0

it started differently - my JSON endpoint did not accept correctly certain data. I started looking - and turns out, if .Net string contains '\uXXXX' symbol - then it's not being understood by JSON serializer, by console window and even by debug window in Visual Studio. But if I replace this \uXXXX notation with actual symbol - then everything starts to work.

Example: \u0092 equals to - according to https://www.charbase.com/0092-unicode-private-use-two

if I run this code:

void Main()
{
    var s = "test\u0092";
    Console.WriteLine(s);
    Console.WriteLine(JsonConvert.SerializeObject(s));

    s = s.Replace('\u0092', '’');
    Console.WriteLine(s);
    Console.WriteLine(JsonConvert.SerializeObject(s));

}

the output would be

enter image description here

or if I copy/paste it here from the console, I get

test
"test"
test’
"test’"

but why output is not identical?

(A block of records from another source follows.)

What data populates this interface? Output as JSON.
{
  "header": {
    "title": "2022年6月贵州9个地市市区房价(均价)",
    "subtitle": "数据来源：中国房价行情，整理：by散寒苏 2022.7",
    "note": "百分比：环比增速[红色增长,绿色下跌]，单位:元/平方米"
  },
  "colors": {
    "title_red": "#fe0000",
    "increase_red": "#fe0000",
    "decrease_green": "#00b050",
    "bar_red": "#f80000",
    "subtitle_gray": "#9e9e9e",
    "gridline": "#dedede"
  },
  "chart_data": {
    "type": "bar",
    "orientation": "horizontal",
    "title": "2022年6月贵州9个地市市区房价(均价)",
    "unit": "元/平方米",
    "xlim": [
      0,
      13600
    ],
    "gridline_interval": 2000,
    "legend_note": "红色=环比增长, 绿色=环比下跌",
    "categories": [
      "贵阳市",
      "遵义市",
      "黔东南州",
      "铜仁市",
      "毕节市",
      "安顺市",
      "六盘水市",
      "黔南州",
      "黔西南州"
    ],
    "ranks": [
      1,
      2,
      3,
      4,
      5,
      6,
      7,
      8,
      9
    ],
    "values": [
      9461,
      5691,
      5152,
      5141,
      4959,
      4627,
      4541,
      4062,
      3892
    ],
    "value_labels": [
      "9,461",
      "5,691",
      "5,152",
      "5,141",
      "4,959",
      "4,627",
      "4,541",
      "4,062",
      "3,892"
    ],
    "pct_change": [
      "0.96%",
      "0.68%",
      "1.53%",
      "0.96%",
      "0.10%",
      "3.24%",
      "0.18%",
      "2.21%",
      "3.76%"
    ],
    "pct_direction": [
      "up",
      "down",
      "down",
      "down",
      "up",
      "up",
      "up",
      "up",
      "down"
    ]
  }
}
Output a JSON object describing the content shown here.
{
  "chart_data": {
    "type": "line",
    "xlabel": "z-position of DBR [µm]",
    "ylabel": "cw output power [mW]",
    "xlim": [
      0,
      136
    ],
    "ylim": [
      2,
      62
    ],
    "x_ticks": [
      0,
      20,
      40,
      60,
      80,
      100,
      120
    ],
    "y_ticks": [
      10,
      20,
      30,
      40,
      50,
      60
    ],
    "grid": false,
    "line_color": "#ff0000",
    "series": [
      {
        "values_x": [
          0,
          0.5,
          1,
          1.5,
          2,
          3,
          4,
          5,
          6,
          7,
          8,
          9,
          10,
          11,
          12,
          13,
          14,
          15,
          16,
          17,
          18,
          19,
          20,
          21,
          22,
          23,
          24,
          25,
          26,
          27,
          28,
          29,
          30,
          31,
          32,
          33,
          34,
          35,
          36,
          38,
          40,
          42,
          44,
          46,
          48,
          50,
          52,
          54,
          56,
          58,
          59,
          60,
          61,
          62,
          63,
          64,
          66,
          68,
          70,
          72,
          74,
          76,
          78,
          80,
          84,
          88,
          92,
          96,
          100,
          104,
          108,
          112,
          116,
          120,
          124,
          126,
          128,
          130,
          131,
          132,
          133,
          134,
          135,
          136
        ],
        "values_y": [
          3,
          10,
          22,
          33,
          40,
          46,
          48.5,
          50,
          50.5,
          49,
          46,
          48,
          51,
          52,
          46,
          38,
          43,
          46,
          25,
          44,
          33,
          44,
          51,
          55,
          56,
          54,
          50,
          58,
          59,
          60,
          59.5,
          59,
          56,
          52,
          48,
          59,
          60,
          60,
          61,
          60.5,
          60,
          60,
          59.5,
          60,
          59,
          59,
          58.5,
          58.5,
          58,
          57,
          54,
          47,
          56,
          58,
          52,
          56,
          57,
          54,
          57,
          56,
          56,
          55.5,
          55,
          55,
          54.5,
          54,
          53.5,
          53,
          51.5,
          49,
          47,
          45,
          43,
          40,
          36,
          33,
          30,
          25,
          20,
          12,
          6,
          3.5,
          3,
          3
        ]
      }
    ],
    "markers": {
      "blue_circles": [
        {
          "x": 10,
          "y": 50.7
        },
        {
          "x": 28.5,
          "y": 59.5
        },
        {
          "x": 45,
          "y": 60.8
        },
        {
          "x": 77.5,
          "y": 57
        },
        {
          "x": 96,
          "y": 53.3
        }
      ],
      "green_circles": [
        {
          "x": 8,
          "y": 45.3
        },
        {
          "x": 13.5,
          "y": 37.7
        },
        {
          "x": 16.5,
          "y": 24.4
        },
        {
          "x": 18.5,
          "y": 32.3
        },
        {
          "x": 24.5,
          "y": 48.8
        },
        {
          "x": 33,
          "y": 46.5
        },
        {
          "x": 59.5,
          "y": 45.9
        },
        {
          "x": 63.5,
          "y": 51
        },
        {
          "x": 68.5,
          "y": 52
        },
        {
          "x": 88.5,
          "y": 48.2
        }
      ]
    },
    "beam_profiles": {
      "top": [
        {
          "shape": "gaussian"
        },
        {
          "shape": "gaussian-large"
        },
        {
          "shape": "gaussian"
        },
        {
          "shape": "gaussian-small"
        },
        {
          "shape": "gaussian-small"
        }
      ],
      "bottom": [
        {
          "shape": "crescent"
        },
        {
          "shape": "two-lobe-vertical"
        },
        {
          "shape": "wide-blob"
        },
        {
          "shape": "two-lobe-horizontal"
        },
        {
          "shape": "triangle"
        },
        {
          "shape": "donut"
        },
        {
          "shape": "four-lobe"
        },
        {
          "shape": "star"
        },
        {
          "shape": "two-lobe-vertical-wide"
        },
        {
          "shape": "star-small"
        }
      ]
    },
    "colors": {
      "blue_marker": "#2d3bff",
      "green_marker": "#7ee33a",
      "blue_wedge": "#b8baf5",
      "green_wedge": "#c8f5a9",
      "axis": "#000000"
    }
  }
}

What am I missing here?

avs099
  • 10,937
  • 6
  • 60
  • 110
  • Why do you think `\u0092` is equivalent to `’`? Your character `’` is `\u2019`. `\u0092` is an undefined glyph ([by design](https://en.wikipedia.org/wiki/Private_Use_Areas)). – Amadan Jul 25 '18 at 10:58
  • What you are seeing in your console may well depend on the font you are using. – Chris Jul 25 '18 at 11:00
  • @Amadan I googled for \u0092 and got many results indicating it's the `’` symbol?.. where should I look to see if it's undefined symbol? It's coming from mysql database if it matters (and DB Viewer shows it correctly there as well) – avs099 Jul 25 '18 at 11:01
  • @Chris I know about the fonts - but see what `JsonConvert.SerializeObject(s)` did - so it's not about it. – avs099 Jul 25 '18 at 11:02
  • 1
    @avs099: I'm not sure I see what you mean... `JsonConvert.SerializeObject` just seems to have wrapped your string in quotes, but hasn't changed it in anyway that I can see... – Chris Jul 25 '18 at 11:04
  • U+0092 is a control character, PU2 = "Private use 2". Fonts almost never have a glyph for it. An extra detail for a console window is the Console.OutputEncoding property, it translates from Unicode to the active code page of the console. You need to finish your SO profile if you need guesses to what it might be set at, but seeing no output is not remarkable. – Hans Passant Jul 25 '18 at 11:05
  • @avs099: Best place to see what a unicode character is is the unicode website. In particular 0092 appears in this code chart: https://www.unicode.org/charts/PDF/U0080.pdf . As you can see (and as Hans has said) that character is "Private Use Two" and they haven't provided a glyph for it. It is quite possible that some fonts provide a glyph for it. I assume that the reason some people represent it as they do is because the Windows-1252 charset has it as a `’` (https://en.wikipedia.org/wiki/Windows-1252). – Chris Jul 25 '18 at 11:12
  • 1
    Are you definitely using the right character encodings when reading and writing? ie is your DB definitely storing things as Unicode rather than a one byte character set or similar where a value of 92 really might mean the character you want. – Chris Jul 25 '18 at 11:13
  • 1
    @Chris: Not just 1252, but all 125X encodings. :) BTW, that's `\x92`, not `\u0092`. In UTF-8, UTF-16 and UTF-32 a single `0x92` byte is illegal; in UTF-8, `\u0092` is represented as `0xC2 0x92`; in UTF-16LE, `92 00`... it's never just `0x92` in Unicode. – Amadan Jul 25 '18 at 11:25
  • @Amadan: I'll take your word on 125X. 1252 was the default windows one for a long time which is why I singled that one out (and because its the one I knew because of how common it was). – Chris Jul 25 '18 at 11:29
  • 1
    Yeah :) I'm from Croatia, spent a lot of my youth on 1250... and then might as well check the rest. :P http://www.madore.org/~david/computers/unicode/cstab.html – Amadan Jul 25 '18 at 11:31

1 Answers1

1

Okay, issue solved. Turns out, column was in latin1_swedish_ci collation - and it uses extended ascii symbols (eg 146 for ) - which .Net converted into unicode symbol - \u0092 - but that's not a valid code. Final solution was inspired by this SO answer:

res = Encoding.GetEncoding(1252).GetString(res.Select(c => (byte) c).ToArray());
avs099
  • 10,937
  • 6
  • 60
  • 110